I have since spoken to a financial adviser and our accountant of which they feel the interest on the loan is in fact deductible from the time it was switched to the IP.

The financial adviser said it is because the purpose of the loan has changed and allowed us to buy the IP. He used the example of when you have a PPOR with a mortgage and you decided to rent the property out. From the moment the PPOR turns into a IP the interest is claimable even though the mortgage is the same. He was clear that the security of the mortgage doesn't matter what property it is attached too, but the purpose of that property.

The accountant was even less interested in the details, she just asked is the mortgage wholey attached to the IP? then it is treated as in investment mortgage, as the debt enabled the purchase of the IP even though the mortgage was not new to the property.

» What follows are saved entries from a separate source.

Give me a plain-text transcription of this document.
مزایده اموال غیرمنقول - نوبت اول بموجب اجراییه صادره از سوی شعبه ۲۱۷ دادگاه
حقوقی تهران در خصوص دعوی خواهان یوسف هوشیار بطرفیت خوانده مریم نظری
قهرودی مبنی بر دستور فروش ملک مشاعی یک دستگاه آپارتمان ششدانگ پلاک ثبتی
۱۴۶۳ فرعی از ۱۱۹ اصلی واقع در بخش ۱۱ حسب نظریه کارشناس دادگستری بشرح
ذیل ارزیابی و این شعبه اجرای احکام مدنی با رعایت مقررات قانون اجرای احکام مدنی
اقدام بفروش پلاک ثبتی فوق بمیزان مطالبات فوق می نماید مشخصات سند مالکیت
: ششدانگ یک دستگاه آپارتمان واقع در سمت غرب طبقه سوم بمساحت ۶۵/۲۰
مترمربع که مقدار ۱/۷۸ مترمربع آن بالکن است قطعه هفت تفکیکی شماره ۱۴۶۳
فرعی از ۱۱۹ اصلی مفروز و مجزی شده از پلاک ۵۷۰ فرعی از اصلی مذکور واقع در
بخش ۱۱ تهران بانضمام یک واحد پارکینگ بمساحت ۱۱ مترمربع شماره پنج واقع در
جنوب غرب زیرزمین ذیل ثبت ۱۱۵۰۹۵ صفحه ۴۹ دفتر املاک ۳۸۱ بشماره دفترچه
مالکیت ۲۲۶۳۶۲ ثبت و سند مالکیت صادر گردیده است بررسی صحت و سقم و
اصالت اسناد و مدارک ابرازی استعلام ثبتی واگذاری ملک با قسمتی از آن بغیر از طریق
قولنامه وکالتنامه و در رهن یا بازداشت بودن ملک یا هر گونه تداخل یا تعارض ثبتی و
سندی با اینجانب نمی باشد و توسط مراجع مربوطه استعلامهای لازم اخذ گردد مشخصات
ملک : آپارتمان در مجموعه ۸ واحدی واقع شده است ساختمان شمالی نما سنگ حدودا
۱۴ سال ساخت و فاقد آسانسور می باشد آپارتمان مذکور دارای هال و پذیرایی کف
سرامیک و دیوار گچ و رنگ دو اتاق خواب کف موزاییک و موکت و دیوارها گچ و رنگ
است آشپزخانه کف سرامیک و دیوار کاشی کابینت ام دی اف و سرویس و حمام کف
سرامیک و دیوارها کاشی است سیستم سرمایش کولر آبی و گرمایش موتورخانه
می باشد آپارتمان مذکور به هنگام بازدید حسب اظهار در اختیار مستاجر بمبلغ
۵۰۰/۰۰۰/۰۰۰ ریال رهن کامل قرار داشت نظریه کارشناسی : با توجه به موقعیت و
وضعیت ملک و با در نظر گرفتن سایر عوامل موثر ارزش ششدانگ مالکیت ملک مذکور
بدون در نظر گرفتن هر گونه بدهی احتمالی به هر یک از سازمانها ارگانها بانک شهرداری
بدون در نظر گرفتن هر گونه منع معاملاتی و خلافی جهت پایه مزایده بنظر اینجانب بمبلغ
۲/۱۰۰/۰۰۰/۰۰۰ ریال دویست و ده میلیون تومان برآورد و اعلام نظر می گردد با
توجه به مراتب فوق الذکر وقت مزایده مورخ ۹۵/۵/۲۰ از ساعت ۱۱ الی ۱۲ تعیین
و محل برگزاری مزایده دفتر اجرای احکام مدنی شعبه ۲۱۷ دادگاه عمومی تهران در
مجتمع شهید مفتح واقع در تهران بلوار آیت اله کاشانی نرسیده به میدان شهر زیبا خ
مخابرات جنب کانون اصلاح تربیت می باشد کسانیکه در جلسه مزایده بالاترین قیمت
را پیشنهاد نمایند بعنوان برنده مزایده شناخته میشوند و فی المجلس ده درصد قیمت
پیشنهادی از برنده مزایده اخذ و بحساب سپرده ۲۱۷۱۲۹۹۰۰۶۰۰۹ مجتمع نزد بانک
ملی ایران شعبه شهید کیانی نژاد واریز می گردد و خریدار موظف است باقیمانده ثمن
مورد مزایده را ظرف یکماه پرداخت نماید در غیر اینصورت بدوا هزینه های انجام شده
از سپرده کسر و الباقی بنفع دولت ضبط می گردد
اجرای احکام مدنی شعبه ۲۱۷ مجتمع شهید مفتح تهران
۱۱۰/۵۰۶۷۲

I just hope they are right!! In the meantime though I will contact a property lawyer, as it is on my head if i get this wrong.
 
Hi Rob and everyone,
Thankyou for your responses, Rob definately something to look in to. I will now contact a property lawyer to make sure I am on the right track.

I have since spoken to a financial adviser and our accountant of which they feel the interest on the loan is in fact deductible from the time it was switched to the IP.

The financial adviser said it is because the purpose of the loan has changed and allowed us to buy the IP. He used the example of when you have a PPOR with a mortgage and you decided to rent the property out. From the moment the PPOR turns into a IP the interest is claimable even though the mortgage is the same. He was clear that the security of the mortgage doesn't matter what property it is attached too, but the purpose of that property.

The accountant was even less interested in the details, she just asked is the mortgage wholey attached to the IP? then it is treated as in investment mortgage, as the debt enabled the purchase of the IP even though the mortgage was not new to the property.

I just hope they are right!! In the meantime though I will contact a property lawyer, as it is on my head if i get this wrong.

A property lawyer will be just as useful as the financial planner. you should seek out a tax lawyer.